A small cohort of children and youths were responsible for a series of break-ins which were exasperating the community. When the Clinic manager’s house got broken into, Department of Health officials in Alice Springs decided enough is enough. The community had to be taught a lesson, and Clinic personnel were instructed to evacuate and services were withdrawn.
It is important to note that the withdrawal of services, in a classic “them and us” scenario, was instigated by Alice Springs officials and not by Yuendumu clinic personnel.
Rumors started to spread. The clinic had been trashed, Kumanjayi was responsible for this, none of which was true. Kumanjayi was implicated in the break-in. Our local police stated that only fingerprints of small children were found, but this was ignored.

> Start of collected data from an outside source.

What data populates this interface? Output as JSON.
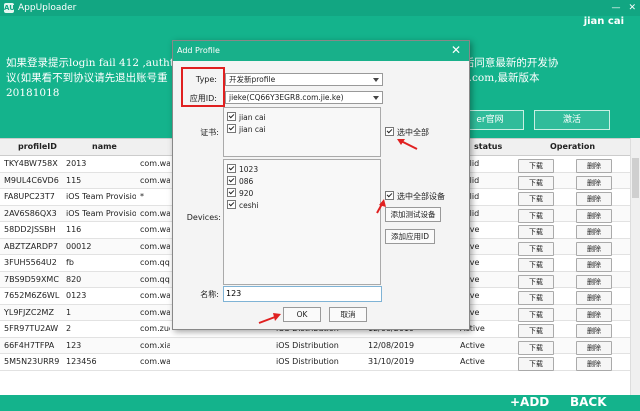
{
  "titlebar": {
    "app_title": "AppUploader",
    "logo_text": "AU",
    "min_icon": "minimize-icon",
    "close_icon": "close-icon",
    "min_glyph": "—",
    "close_glyph": "✕"
  },
  "banner": {
    "user": "jian cai",
    "notice_line1_left": "如果登录提示login fail 412 ,authtyp",
    "notice_line1_right": "pple.com/ 然后同意最新的开发协",
    "notice_line2_left": "议(如果看不到协议请先退出账号重",
    "notice_line2_right": "2611616@qq.com,最新版本",
    "notice_line3": "20181018",
    "button_website": "er官网",
    "button_activate": "激活"
  },
  "table": {
    "headers": {
      "profile_id": "profileID",
      "name": "name",
      "status": "status",
      "operation": "Operation"
    },
    "download_label": "下载",
    "delete_label": "删除",
    "rows": [
      {
        "id": "TKY4BW758X",
        "name": "2013",
        "bundle": "com.wang.",
        "type": "",
        "date": "",
        "status": "valid"
      },
      {
        "id": "M9UL4C6VD6",
        "name": "115",
        "bundle": "com.wang.",
        "type": "",
        "date": "",
        "status": "valid"
      },
      {
        "id": "FA8UPC23T7",
        "name": "iOS Team Provisioni...",
        "bundle": "*",
        "type": "",
        "date": "",
        "status": "valid"
      },
      {
        "id": "2AV6S86QX3",
        "name": "iOS Team Provisioni...",
        "bundle": "com.wang.",
        "type": "",
        "date": "",
        "status": "valid"
      },
      {
        "id": "58DD2JSSBH",
        "name": "116",
        "bundle": "com.wang.",
        "type": "",
        "date": "",
        "status": "ctive"
      },
      {
        "id": "ABZTZARDP7",
        "name": "00012",
        "bundle": "com.wang.",
        "type": "",
        "date": "",
        "status": "ctive"
      },
      {
        "id": "3FUH5564U2",
        "name": "fb",
        "bundle": "com.qq.jc",
        "type": "",
        "date": "",
        "status": "ctive"
      },
      {
        "id": "7BS9D59XMC",
        "name": "820",
        "bundle": "com.qq.jc",
        "type": "",
        "date": "",
        "status": "ctive"
      },
      {
        "id": "7652M6Z6WL",
        "name": "0123",
        "bundle": "com.wang.",
        "type": "",
        "date": "",
        "status": "ctive"
      },
      {
        "id": "YL9FJZC2MZ",
        "name": "1",
        "bundle": "com.wang.",
        "type": "",
        "date": "",
        "status": "ctive"
      },
      {
        "id": "5FR97TU2AW",
        "name": "2",
        "bundle": "com.zuojia.fenfen",
        "type": "iOS Distribution",
        "date": "12/08/2019",
        "status": "Active"
      },
      {
        "id": "66F4H7TFPA",
        "name": "123",
        "bundle": "com.xiao.tang",
        "type": "iOS Distribution",
        "date": "12/08/2019",
        "status": "Active"
      },
      {
        "id": "5M5N23URR9",
        "name": "123456",
        "bundle": "com.wang.le",
        "type": "iOS Distribution",
        "date": "31/10/2019",
        "status": "Active"
      }
    ]
  },
  "bottombar": {
    "add_label": "+ADD",
    "back_label": "BACK"
  },
  "dialog": {
    "title": "Add Profile",
    "close_glyph": "✕",
    "type_label": "Type:",
    "type_value": "开发新profile",
    "appid_label": "应用ID:",
    "appid_value": "jieke(CQ66Y3EGR8.com.jie.ke)",
    "cert_label": "证书:",
    "certificates": [
      "jian cai",
      "jian cai"
    ],
    "select_all_label": "选中全部",
    "devices_label": "Devices:",
    "devices": [
      "1023",
      "086",
      "920",
      "ceshi"
    ],
    "select_all_devices_label": "选中全部设备",
    "add_device_button": "添加测试设备",
    "add_app_button": "添加应用ID",
    "name_label": "名称:",
    "name_value": "123",
    "ok_button": "OK",
    "cancel_button": "取消"
  },
  "colors": {
    "accent": "#14b38c",
    "highlight_red": "#e02020"
  }
}
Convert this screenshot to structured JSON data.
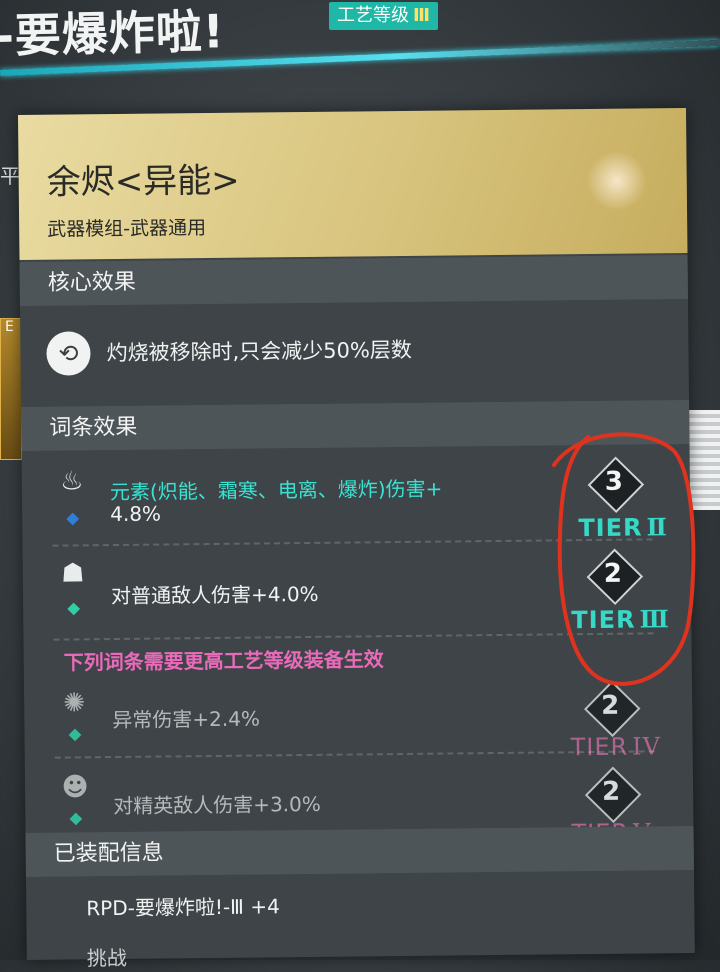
{
  "header": {
    "title": "-要爆炸啦!",
    "craft_level_label": "工艺等级",
    "craft_level_roman": "Ⅲ"
  },
  "edge": {
    "left_text": "平",
    "left_tile_letter": "E"
  },
  "mod": {
    "name": "余烬<异能>",
    "subtitle": "武器模组-武器通用"
  },
  "sections": {
    "core": "核心效果",
    "affix": "词条效果",
    "equipped": "已装配信息"
  },
  "core_effect": {
    "text": "灼烧被移除时,只会减少50%层数",
    "icon": "burn-removal-icon"
  },
  "affixes": [
    {
      "line1": "元素(炽能、霜寒、电离、爆炸)伤害+",
      "line2": "4.8%",
      "rank": "3",
      "tier": "TIER",
      "tier_roman": "Ⅱ",
      "gem_color": "#2f7fd8",
      "text_color": "#39e3d2",
      "icon": "element-icon"
    },
    {
      "line1": "对普通敌人伤害+4.0%",
      "rank": "2",
      "tier": "TIER",
      "tier_roman": "Ⅲ",
      "gem_color": "#2fd0a8",
      "text_color": "#f1f3f3",
      "icon": "enemy-icon"
    }
  ],
  "locked_note": "下列词条需要更高工艺等级装备生效",
  "locked_affixes": [
    {
      "text": "异常伤害+2.4%",
      "rank": "2",
      "tier": "TIER",
      "tier_roman": "IV",
      "gem_color": "#2fd0a8",
      "icon": "anomaly-icon"
    },
    {
      "text": "对精英敌人伤害+3.0%",
      "rank": "2",
      "tier": "TIER",
      "tier_roman": "V",
      "gem_color": "#2fd0a8",
      "icon": "elite-icon"
    }
  ],
  "equipped_info": {
    "line": "RPD-要爆炸啦!-Ⅲ +4",
    "line2": "挑战"
  },
  "colors": {
    "tier_active": "#36d9c8",
    "tier_locked": "#c06a9a",
    "annotation": "#e0331f",
    "hero_gold": "#d8c47e"
  }
}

“Nurses flee in fear” was the headline on an article based on an interview with the head of the Nurses Federation. I attended the clinic a few days later, I saw no one cringing in fear. It was all lies.
Am currently reading Claire Coleman’s ‘Lies Damned Lies’ Yet another ‘must read’. The next edition she could easily add a chapter on the court case.
https://www.youtube.com/watch?v=iS2sIv0ab0k (Lies- The Knickerbockers’ one hit wonder)
So when researching for this Dispatch, what do I find?
Yuendumu nurses’ terror: Walker ‘a very scary man’
A spate of terrifying break-ins to nurses’ accommodation forced them to flee Yuendumu in November just hours before police fatally shot Kumanjayi Walker.
Together with an invitation to subscribe for award winning journalism!
Can you believe it? Yesterday’s Australian. There is no let-up.
I won’t be taking up their invitation.